Dans le rouge, Renault n'exclut pas des fermetures d'usines

Le groupe Renault termine une année 2019 en perte et ne se montre guère optimiste pour 2020. Il réduit même son dividende.

Le recul des performances de Nissan pèse sur le groupe Renault. Ce dernier est en perte pour son exercice 2019, une première depuis 2009. La CEO ad interim ajoute que des fermetures d'usines ne sont pas exclues.

Renault  est dans le rouge pour son exercice 2019. Il enregistre une perte nette de 141 millions d'euros, une première depuis 2009.

Le constructeur automobile français attribue ce résultat à la baisse de l'activité, la chute de la contribution du partenaire japonais Nissan et une charge fiscale en France.

Le résultat d'exploitation recule de 30% à 2,11 milliards d'euros, manquant l'estimation moyenne des analystes de 2,65 milliards d'euros. La marge opérationnelle chute de près d'un milliard d'euros à 2,66 milliards. Le chiffre d'affaires s'est replié de 3,3% à 55,5 milliards d'euros.

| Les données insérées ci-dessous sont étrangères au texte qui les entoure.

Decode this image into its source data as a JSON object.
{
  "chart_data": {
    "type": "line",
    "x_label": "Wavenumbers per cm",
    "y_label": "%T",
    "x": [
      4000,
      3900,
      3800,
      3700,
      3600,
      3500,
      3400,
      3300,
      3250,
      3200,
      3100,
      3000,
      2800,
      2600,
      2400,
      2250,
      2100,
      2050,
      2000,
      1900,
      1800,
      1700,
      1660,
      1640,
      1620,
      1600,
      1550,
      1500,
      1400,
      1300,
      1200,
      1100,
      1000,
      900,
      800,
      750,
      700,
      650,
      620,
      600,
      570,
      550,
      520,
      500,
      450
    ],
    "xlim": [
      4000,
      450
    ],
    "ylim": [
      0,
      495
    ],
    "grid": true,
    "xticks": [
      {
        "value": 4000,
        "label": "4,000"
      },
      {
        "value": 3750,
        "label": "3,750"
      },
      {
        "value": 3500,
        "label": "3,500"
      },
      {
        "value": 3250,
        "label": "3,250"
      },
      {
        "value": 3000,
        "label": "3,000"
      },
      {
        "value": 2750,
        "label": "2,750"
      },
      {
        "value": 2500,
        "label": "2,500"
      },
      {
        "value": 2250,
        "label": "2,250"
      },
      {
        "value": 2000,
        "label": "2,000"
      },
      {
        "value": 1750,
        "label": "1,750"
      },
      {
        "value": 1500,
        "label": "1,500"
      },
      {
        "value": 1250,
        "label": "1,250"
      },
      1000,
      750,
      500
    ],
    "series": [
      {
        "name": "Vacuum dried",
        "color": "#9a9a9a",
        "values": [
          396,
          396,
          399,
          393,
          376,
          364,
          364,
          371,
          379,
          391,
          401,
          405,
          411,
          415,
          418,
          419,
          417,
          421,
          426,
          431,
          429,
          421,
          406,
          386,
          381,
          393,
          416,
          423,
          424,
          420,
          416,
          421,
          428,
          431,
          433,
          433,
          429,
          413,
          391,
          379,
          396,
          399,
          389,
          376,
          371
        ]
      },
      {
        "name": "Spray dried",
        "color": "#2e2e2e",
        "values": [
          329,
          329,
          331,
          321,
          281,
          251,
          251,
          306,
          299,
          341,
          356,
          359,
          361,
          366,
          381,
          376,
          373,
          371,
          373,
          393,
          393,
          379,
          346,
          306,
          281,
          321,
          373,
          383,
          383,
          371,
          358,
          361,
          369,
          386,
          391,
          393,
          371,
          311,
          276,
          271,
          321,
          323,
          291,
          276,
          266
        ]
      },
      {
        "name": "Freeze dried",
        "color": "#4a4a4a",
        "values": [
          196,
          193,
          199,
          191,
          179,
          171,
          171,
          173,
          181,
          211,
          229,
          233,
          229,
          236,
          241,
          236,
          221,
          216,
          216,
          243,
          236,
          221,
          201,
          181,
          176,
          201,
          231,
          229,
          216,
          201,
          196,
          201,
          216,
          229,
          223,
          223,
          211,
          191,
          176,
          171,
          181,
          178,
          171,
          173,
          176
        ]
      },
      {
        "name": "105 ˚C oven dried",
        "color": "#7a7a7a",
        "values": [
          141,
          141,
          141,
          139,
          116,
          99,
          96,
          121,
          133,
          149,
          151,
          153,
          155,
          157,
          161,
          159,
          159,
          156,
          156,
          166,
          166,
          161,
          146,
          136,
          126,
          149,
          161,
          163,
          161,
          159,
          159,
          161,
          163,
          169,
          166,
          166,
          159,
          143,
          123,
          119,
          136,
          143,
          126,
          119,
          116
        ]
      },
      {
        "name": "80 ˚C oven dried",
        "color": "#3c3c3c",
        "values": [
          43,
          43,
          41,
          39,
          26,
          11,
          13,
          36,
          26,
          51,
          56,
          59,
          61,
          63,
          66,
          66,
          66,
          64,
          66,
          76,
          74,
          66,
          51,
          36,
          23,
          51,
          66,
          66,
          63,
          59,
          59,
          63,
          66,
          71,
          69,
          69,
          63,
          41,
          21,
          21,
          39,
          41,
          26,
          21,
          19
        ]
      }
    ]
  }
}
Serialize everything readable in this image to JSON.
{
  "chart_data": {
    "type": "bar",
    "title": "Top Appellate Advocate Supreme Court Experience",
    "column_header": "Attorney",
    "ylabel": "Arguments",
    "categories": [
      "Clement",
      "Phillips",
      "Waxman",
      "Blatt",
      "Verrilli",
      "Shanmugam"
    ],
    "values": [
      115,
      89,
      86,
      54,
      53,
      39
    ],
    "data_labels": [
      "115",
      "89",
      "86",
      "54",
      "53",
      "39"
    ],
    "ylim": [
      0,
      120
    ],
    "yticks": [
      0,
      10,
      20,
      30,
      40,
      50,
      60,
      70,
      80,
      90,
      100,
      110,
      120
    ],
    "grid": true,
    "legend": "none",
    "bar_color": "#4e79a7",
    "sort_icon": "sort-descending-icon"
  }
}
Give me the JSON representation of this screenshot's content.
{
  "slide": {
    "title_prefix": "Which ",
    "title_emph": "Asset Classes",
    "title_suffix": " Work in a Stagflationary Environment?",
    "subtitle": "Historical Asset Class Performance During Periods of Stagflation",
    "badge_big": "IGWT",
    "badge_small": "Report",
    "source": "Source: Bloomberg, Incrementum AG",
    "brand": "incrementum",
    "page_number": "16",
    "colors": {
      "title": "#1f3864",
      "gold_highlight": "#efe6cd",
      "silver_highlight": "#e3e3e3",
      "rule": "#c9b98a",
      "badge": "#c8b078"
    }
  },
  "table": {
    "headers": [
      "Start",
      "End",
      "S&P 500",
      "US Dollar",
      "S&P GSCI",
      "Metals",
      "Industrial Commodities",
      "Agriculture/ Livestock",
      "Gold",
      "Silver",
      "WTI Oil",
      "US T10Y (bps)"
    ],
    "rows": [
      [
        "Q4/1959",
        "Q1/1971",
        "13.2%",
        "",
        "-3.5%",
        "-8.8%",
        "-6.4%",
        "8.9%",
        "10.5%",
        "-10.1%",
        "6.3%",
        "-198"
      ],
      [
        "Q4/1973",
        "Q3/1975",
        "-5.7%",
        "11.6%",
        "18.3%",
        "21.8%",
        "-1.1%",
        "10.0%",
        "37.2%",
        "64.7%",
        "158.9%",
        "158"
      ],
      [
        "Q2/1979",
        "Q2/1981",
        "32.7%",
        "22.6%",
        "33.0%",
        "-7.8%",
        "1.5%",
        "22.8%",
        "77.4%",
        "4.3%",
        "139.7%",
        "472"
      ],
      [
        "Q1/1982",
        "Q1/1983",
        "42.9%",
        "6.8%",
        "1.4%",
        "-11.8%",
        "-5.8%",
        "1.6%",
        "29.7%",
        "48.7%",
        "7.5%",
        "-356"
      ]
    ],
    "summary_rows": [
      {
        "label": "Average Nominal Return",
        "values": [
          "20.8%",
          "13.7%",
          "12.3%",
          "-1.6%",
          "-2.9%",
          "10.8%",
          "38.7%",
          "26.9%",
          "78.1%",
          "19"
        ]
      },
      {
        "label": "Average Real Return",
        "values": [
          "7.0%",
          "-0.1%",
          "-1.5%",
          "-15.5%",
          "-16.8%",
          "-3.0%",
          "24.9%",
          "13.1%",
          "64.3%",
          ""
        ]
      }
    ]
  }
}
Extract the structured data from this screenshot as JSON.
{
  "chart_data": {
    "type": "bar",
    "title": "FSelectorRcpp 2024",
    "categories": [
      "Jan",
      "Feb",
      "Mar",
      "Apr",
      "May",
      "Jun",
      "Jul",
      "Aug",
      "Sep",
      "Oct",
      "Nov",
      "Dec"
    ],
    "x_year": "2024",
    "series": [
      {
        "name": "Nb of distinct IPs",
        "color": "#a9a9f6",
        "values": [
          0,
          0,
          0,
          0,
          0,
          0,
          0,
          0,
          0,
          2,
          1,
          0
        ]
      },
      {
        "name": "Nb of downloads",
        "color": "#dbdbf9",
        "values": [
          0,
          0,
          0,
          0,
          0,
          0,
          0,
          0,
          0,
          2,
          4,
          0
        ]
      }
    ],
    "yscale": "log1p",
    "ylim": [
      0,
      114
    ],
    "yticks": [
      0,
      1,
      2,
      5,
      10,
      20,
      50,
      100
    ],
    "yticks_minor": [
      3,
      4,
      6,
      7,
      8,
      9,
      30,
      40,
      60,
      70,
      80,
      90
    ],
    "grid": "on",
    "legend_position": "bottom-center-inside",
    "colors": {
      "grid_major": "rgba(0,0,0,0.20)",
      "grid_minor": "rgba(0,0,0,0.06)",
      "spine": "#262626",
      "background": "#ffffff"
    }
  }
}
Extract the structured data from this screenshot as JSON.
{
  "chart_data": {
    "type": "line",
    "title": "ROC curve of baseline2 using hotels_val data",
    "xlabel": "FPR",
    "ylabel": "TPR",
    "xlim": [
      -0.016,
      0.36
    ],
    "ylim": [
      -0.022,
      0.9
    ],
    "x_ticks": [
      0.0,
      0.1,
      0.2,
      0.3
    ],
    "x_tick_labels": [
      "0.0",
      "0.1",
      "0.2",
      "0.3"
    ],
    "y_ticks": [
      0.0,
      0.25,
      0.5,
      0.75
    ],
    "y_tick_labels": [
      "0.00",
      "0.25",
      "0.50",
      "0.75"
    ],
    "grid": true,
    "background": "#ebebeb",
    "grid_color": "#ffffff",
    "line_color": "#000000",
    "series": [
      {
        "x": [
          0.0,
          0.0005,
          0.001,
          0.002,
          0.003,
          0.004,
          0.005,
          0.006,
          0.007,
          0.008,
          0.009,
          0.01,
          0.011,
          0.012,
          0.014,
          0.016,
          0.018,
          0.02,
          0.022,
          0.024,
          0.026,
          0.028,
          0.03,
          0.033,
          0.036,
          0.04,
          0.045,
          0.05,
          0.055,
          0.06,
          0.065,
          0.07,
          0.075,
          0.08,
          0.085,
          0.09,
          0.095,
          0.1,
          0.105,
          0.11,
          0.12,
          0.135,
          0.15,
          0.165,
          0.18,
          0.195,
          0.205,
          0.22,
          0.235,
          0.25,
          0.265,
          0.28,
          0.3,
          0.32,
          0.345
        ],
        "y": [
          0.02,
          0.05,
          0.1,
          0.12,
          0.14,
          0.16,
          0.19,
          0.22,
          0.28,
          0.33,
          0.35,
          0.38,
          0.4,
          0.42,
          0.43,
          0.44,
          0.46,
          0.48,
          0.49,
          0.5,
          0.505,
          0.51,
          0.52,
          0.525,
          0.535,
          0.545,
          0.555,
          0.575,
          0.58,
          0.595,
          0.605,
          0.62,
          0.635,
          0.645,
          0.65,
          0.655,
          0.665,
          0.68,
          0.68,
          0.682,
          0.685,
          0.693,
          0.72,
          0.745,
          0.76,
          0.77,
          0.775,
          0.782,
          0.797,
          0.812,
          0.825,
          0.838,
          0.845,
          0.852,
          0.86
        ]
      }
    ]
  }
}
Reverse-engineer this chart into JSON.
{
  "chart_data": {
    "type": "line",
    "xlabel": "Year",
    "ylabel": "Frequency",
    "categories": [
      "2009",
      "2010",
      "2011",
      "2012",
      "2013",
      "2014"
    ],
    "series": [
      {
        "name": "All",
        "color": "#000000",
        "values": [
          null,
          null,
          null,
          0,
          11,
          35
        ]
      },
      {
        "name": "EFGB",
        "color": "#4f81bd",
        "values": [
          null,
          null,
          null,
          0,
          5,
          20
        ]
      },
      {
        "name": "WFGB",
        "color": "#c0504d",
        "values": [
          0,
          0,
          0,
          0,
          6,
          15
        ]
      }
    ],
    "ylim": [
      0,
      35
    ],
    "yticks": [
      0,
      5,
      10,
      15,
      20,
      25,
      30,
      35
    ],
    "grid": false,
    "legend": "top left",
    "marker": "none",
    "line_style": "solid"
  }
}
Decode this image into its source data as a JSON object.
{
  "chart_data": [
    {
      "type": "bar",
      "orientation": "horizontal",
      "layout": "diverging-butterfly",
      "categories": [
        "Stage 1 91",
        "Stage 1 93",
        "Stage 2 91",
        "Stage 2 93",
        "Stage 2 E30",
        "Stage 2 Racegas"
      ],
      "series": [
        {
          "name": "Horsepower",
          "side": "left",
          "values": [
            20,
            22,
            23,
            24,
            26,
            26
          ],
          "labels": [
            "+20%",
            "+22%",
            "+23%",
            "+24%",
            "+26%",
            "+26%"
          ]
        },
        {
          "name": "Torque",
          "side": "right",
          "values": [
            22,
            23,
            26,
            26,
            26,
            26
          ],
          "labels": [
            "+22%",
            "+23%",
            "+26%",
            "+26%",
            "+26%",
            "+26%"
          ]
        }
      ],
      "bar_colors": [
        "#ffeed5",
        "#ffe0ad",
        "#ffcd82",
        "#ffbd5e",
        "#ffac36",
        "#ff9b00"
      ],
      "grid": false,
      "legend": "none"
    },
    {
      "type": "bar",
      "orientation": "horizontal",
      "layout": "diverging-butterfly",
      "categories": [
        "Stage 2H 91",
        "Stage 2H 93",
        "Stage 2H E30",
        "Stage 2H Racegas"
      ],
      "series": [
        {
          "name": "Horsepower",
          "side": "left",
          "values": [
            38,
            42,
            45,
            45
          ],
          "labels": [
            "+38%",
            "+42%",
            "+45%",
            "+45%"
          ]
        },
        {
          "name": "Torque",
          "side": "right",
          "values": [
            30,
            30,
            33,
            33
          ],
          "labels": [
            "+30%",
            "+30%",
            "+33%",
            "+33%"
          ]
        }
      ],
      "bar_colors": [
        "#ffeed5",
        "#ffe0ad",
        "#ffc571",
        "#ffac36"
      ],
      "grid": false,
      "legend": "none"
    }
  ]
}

Le groupe avait déjà revu à la baisse ses prévisions de chiffre d'affaires et de profit pour 2019 en octobre dernier. À l'époque, il affirmait que l'affaiblissement des économies pesait sur les ventes de voitures sur les marchés clés tandis que des règles plus strictes en matière d'émissions faisaient grimper les coûts.

Croissance freinée chez Nissan

Aujourd'hui, la détérioration des performances de Nissan se traduit par une contribution aux résultats du groupe en recul à 242 millions d'euros en 2019, contre 1,51 milliard d'euros l'année précédente. Jeudi, Nissan (détenu à 43% par Renault) a revu à la baisse ses perspectives après une chute de ses profits sur neuf mois.

"La visibilité pour 2020 reste limitée par la volatilité attendue des marchés, notamment en Europe en raison de la réglementation CAFE (Corporate Average Fuel Economy, NDLR) et par les possibles impacts du coronavirus."
Clotilde Delbos
CEO ad intérim de Renault

Pour 2020, Renault ne s'attend pas à un redressement. Dans un marché mondial en recul, le groupe au losange anticipe une nouvelle baisse de sa rentabilité opérationnelle, selon un communiqué. Celle-ci devrait se situer entre 3% et 4% des ventes, après 4,8% en 2019 et 6,3% en 2018.

Le groupe affirme même que la fermeture d'usines n'est pas exclue dans le cadre d'un programme d'économies de deux milliards d'euros sur trois ans. "Nous n'avons aucun tabou et nous n'excluons rien", déclare Clotilde Delbos, la CEO ad intérim de Renault.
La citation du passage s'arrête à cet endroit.